McAfee Report: Ransomware Adopts New Tactics and Targets
As 2021 progressed through the second quarter and into the third, cybercriminals introduced new—and updated—threats and tactics in campaigns targeting prominent sectors, McAfee’s October 2021 Advanced Threat Research Report found.
The report called the second quarter of 2021 a “vibrant quarter” for ransomware, earning its place as a high-profile cybersecurity agenda item for the U.S. government and the Biden administration.
A 64% increase in publicly reported cybersecurity incidents targeted the public sector during the second quarter of 2021, followed by the entertainment sector, which saw a 60% increase, according to the report. However, McAfee analysts noted that the information/communications vertical had a 50% decrease in incidents in the second quarter, and attacks targeting manufacturing dipped 26%.
Ransomware Evolves
In addition, the report noted ransomware campaigns were adept at evolving their business models to extract valuable data and millions in ransoms from enterprises large and small.
Despite the most influential underground forums, XSS and Exploit, announcing a ban on ransomware advertisements, and the DarkSide ransomware group abruptly halting operations, McAfee Enterprise’s global threat network identified a surge in ransomware attacks by popular malware families, in addition to expanded target sectors.
The threats team found that nearly three-quarters (73%) of ransomware detections in Q2 2021 were related to the REvil/Sodinokibi family and that DarkSide ransomware attacks extended beyond the oil, gas and chemical sector to legal services, wholesale and manufacturing.
Meanwhile, the challenges of shifting cloud security to accommodate a more flexible pandemic workforce while still maintaining—and even increasing—workloads presented cybercriminals with even more potential exploits and targets in Q2 of 2021.
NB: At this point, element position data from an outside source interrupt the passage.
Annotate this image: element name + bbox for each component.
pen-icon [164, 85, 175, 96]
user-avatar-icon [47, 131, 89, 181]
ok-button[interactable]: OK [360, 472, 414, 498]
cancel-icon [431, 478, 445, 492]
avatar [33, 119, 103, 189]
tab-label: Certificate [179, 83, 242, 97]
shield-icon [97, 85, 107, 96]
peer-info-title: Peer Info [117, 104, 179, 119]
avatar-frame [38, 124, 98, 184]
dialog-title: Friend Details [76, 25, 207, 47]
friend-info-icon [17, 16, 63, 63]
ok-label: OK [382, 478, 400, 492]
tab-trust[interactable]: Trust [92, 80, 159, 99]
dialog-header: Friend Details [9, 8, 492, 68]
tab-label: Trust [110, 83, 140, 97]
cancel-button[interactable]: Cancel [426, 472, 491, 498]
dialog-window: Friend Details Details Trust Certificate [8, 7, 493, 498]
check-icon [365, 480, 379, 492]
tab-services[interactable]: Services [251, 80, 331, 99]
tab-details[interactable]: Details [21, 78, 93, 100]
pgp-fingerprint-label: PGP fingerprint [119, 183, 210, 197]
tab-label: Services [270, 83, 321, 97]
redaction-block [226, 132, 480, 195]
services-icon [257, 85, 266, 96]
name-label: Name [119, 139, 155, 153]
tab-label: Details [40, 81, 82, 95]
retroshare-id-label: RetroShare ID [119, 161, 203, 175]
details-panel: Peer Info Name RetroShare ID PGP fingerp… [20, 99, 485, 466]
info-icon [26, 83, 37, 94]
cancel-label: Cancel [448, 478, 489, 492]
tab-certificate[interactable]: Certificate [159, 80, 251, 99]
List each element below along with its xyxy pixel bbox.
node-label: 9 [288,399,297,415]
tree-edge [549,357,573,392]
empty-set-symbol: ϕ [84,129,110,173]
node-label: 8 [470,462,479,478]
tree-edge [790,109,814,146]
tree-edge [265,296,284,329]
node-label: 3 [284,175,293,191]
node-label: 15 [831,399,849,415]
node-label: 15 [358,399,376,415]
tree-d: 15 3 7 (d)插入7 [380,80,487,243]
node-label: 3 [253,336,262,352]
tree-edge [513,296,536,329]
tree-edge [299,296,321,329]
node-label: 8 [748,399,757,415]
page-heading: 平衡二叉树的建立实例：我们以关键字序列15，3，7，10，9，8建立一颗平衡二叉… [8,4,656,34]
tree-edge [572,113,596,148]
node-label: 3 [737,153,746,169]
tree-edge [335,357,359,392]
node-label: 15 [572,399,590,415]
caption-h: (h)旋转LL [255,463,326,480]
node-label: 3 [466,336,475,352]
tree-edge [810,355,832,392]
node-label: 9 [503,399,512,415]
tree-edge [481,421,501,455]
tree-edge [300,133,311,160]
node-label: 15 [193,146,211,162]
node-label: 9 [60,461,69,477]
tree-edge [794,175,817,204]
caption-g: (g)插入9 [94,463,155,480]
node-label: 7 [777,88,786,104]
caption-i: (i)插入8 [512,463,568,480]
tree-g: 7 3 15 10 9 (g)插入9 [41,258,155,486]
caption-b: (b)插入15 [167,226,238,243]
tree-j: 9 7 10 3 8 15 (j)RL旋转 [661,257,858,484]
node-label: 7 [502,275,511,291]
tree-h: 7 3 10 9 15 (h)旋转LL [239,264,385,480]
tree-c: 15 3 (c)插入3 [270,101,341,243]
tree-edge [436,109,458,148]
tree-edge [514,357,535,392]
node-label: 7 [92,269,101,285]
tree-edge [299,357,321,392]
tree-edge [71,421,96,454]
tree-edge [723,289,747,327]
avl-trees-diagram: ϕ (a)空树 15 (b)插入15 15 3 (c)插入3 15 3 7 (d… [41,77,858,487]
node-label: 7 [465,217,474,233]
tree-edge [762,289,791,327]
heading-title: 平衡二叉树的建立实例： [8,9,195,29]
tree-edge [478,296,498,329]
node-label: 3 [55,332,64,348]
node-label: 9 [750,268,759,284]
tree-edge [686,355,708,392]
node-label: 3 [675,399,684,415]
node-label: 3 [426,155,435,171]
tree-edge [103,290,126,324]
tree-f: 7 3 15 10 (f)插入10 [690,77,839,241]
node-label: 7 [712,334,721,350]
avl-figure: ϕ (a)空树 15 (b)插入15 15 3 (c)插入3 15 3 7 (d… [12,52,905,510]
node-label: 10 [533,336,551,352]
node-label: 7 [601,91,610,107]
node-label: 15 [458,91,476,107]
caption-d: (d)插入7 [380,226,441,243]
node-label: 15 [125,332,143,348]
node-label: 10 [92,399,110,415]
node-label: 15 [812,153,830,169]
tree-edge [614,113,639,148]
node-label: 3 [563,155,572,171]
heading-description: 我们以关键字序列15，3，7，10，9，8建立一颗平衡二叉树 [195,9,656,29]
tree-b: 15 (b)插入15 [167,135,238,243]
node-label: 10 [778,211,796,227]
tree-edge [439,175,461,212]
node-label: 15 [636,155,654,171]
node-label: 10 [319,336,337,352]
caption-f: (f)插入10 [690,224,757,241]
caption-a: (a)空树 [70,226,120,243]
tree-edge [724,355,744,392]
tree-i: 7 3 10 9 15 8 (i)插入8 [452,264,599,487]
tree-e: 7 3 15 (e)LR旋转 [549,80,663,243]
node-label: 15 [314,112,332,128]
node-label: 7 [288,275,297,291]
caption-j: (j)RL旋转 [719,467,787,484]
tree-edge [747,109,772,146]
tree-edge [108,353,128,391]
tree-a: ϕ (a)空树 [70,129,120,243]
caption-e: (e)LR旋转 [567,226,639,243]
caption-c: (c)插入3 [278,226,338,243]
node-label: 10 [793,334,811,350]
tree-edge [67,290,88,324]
The United States experienced the most reported incidents in Q2 2021, while Europe saw the largest increases in reported incidents in Q2 with 52%.
Notable increases of publicly reported incidents against sectors in the second quarter of 2021 included multiple Industries that were targeted most often, with a considerable increase in attacks on public sector institutions and entertainment.
The McAfee team’s cloud threat research found that financial services faced the greatest challenge against cloud threat campaigns in Q2 of 2021, ranging from insider data exfiltration to privileged access misuse. Incidents targeting financial services represented 29% of total cloud incidents among the top 10 sectors. Among the other top industries targeted by cloud threats include health care, manufacturing and retail.
Cloud incidents targeting the financial services sector accounted for 33% of the top 10 industries reported, followed by health care and manufacturing with 8% each.
The Prevalence of Threats
Raj Samani, chief scientist and McAfee Fellow, said the key difference in this McAfee report is that it focuses on the actual prevalence of threats in the world.
“It is less theoretical in a sense because rather than counting raw volume, we determine what is being seen in the wild,” he said. “This is the most concerning aspect, since it reveals what is actually happening.”
Malware was the technique used most often in reported incidents in Q2 2021. Spam showed the highest increase in reported incidents—250%—from Q1 to Q2 2021, followed by malicious scripts at 125% and malware with 47%.
“We have seen a change in power between operators and their partners, otherwise known as affiliates,” Samani said. “This breakdown in relationships will have an impact and perhaps provide an opportunity to disrupt their operations.”
Ransomware developers introduced new campaigns as well. The Hive ransomware family was first observed in June of 2021 with prevalence in India, Belgium, Italy, the United States, Turkey, Thailand, Mexico, Germany, Colombia and Ukraine, operating as a ransomware-as-a-service (RaaS) written in the Go language and compromising health care and critical infrastructure organizations.
The report noted that despite the ban on some of the larger cybercriminal forums, ransomware has shown no indication of slowing down and still must be considered as one of the most impactful cyberthreats to organizations of any size.
“Understanding their own risk depends on organizations identifying the weaknesses in their environment,” Samani said. “Typically, attackers exploit such oversights; it is rarely zero-day and more likely an unsecured system.”
Samani said the surge in public sector cyberattacks shows that governments are and will continue to be targets of these kinds of attacks.
“It’s crucial to execute extra-strong defenses against adversaries and actively incorporate research within a network to combat threat actors,” he said.